Il primo passo è ridurre drasticamente la dipendenza dalle credenziali statiche. L’adozione di soluzioni passwordless, come le passkey basate su standard FIDO2, elimina alla radice il problema del furto e del riutilizzo delle password: non esiste più un segreto condiviso che possa essere intercettato o riutilizzato. Dove questo non è ancora possibile, l’uso di password uniche per ogni servizio, generate e gestite tramite password manager, resta una misura fondamentale.
Un secondo livello riguarda il rafforzamento dell’autenticazione. L’attivazione della multi-factor authentication (MFA) è oggi indispensabile, ma deve essere implementata in modo intelligente: le soluzioni più efficaci sono quelle resistenti al phishing (come token hardware o notifiche push con verifica contestuale).
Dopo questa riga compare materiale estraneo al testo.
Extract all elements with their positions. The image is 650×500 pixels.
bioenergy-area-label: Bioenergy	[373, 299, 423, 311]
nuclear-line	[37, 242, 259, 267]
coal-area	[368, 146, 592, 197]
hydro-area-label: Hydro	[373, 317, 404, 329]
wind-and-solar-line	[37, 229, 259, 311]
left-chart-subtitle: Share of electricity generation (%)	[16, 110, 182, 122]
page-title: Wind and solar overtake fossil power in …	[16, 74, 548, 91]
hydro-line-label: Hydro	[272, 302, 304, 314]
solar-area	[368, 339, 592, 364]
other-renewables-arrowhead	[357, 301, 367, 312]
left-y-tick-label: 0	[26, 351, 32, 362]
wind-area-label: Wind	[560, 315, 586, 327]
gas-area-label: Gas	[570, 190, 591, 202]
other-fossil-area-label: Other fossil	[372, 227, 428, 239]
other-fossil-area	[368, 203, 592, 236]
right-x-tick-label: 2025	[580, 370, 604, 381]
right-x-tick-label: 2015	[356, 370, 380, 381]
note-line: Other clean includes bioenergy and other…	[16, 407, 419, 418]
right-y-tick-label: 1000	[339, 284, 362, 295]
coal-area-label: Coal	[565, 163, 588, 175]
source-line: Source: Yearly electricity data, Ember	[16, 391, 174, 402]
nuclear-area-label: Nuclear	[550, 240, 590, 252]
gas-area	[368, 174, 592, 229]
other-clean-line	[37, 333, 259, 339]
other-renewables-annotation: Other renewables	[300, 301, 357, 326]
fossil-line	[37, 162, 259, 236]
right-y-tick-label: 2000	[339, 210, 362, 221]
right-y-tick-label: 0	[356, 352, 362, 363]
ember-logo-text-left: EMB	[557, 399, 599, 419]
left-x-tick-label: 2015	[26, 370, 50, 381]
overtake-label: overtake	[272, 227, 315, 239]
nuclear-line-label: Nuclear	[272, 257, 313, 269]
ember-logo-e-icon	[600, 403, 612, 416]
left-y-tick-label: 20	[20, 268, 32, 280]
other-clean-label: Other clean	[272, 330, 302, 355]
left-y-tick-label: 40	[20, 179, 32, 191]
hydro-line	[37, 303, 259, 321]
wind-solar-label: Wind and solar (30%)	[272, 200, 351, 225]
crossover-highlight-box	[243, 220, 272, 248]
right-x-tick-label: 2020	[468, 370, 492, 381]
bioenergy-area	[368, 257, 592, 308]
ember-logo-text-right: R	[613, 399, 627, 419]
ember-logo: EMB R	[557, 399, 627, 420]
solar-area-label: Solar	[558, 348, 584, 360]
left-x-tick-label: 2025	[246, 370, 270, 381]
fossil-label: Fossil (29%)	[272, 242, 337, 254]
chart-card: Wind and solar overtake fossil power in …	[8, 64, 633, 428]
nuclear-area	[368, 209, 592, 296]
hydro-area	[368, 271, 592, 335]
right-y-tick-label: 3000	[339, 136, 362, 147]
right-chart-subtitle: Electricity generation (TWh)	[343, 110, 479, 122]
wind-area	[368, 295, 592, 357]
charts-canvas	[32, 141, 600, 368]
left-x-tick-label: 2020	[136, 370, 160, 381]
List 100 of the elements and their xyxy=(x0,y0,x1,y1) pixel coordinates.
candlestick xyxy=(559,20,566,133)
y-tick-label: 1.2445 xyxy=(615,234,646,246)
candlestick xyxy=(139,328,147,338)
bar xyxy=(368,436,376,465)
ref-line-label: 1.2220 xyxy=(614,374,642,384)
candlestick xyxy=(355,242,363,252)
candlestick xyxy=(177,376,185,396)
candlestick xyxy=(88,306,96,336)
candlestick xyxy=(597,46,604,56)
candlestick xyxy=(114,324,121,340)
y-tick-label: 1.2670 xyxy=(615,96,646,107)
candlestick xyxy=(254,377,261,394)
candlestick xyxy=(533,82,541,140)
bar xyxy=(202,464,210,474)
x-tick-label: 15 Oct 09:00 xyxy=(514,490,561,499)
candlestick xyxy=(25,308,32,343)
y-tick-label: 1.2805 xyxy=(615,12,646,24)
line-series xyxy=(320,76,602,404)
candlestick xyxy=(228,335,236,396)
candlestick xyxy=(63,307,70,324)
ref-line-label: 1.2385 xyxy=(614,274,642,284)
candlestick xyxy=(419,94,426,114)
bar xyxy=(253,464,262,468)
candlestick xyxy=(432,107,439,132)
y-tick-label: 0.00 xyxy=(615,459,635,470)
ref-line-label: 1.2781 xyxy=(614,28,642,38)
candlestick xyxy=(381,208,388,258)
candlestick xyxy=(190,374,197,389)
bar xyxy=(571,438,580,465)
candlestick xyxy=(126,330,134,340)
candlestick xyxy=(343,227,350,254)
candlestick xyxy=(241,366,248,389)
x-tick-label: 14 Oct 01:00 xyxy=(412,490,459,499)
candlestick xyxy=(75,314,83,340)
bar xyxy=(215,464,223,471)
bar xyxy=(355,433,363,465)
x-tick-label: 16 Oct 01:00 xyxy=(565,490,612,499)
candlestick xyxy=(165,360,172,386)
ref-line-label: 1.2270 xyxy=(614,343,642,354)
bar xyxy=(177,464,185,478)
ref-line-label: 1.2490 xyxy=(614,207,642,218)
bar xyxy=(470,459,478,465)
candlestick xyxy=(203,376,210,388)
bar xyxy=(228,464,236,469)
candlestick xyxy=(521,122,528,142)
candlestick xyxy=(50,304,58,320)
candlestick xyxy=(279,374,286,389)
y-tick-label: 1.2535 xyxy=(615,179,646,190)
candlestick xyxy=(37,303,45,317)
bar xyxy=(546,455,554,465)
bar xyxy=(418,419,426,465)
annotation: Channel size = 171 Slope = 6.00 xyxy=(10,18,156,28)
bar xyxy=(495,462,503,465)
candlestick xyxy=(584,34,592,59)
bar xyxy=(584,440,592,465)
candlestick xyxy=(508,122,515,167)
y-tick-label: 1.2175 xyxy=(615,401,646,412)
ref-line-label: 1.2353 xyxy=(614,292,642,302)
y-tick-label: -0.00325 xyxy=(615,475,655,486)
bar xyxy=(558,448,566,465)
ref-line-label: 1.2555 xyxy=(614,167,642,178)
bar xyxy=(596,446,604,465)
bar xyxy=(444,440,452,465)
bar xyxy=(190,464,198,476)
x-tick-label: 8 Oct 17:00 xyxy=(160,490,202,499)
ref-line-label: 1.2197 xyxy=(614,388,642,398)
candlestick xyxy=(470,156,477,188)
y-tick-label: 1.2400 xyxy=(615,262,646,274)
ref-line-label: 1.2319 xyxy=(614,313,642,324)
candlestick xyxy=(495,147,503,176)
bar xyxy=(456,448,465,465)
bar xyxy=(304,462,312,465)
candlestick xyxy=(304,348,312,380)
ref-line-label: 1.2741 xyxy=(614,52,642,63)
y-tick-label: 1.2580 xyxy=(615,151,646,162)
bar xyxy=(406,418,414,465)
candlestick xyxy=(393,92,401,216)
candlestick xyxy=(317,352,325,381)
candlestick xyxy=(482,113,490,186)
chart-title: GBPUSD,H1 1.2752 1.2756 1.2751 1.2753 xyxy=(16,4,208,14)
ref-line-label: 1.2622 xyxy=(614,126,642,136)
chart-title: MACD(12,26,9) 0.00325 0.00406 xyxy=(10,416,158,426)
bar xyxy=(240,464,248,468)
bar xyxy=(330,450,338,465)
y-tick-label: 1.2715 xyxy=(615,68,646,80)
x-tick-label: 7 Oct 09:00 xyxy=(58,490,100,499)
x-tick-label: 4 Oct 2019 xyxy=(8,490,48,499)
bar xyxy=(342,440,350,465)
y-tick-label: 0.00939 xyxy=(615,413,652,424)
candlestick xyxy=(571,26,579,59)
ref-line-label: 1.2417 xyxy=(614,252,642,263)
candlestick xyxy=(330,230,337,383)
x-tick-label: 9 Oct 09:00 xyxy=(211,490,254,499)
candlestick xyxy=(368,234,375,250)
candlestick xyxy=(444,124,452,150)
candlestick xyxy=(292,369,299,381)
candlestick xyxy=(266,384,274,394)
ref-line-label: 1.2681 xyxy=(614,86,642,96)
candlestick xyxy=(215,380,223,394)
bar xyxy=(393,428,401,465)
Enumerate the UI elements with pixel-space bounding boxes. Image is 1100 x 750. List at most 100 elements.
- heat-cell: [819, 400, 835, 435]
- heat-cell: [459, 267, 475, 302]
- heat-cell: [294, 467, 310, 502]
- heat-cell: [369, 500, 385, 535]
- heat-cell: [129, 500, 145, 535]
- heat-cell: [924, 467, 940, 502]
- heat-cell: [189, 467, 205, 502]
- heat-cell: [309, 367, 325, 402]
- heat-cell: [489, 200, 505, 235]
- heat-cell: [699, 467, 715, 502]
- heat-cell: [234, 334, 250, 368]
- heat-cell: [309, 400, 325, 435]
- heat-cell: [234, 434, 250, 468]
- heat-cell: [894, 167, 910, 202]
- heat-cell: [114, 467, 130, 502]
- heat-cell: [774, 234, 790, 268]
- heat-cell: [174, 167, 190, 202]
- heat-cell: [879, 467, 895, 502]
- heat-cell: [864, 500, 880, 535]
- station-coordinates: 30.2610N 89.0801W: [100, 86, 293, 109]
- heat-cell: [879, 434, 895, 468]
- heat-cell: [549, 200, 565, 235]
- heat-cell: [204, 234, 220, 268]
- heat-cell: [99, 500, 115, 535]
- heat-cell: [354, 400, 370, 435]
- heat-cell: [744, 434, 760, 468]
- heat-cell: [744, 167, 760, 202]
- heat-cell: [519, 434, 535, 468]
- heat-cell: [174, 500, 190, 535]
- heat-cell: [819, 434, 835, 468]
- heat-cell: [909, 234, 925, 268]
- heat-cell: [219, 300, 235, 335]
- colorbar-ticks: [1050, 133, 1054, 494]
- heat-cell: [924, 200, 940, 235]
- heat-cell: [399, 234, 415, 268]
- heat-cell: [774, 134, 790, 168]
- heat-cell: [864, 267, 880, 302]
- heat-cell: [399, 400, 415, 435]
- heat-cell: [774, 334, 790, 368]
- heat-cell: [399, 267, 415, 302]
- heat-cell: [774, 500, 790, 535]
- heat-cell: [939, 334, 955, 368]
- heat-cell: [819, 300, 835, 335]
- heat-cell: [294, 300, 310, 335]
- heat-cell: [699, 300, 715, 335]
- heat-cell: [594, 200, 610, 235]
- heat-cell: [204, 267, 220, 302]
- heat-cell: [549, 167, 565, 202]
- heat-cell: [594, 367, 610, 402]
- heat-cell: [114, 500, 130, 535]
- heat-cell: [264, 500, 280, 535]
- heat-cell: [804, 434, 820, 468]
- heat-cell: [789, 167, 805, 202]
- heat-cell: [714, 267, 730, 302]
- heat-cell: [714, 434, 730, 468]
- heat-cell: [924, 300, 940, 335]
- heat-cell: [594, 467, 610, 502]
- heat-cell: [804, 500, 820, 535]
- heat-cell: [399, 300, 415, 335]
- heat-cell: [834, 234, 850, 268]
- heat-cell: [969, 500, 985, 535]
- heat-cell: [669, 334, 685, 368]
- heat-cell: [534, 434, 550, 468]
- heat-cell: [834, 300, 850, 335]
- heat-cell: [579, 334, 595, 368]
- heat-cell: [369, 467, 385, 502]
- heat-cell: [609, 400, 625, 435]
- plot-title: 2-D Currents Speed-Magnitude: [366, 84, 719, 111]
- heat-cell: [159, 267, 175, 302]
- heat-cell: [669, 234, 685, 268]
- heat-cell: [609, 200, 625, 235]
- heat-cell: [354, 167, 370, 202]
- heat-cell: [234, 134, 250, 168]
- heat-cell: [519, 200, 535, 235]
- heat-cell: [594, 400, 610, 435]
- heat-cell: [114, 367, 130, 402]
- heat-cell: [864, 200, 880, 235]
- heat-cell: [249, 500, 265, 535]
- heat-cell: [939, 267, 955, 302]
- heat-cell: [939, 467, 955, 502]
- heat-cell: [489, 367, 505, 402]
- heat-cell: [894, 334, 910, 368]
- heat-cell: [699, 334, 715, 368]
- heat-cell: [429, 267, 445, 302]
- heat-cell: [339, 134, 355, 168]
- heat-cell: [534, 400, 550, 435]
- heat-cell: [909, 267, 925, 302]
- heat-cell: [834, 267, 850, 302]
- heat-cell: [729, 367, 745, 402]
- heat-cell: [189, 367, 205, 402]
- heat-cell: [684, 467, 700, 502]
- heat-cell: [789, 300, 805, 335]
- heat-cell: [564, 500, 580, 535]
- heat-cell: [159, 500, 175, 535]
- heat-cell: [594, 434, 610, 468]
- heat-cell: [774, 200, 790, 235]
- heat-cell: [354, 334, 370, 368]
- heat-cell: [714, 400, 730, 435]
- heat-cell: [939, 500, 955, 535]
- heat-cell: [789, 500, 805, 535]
Sul piano aziendale, diventa cruciale adottare modelli di sicurezza basati su Zero Trust: ogni accesso deve essere verificato continuamente, considerando contesto, dispositivo, posizione e comportamento dell’utente. In questo senso, l’integrazione tra sistemi EDR (Endpoint Detection and Response) e ITDR (Identity Threat Detection and Response) permette di individuare anomalie che sfuggirebbero a controlli tradizionali.
Un aspetto sempre più rilevante è il controllo del browser e degli strumenti AI. Le organizzazioni devono implementare soluzioni in grado di monitorare e limitare il trasferimento di dati sensibili – in particolare le operazioni di copia-incolla verso applicazioni esterne o account personali – che rappresentano oggi uno dei principali vettori di esfiltrazione.
Infine, resta centrale la formazione degli utenti, ma con un approccio aggiornato: non basta più insegnare a riconoscere email sospette. È necessario sviluppare consapevolezza su scenari più complessi, come richieste credibili via chat, voce o video, e sull’uso corretto degli strumenti AI.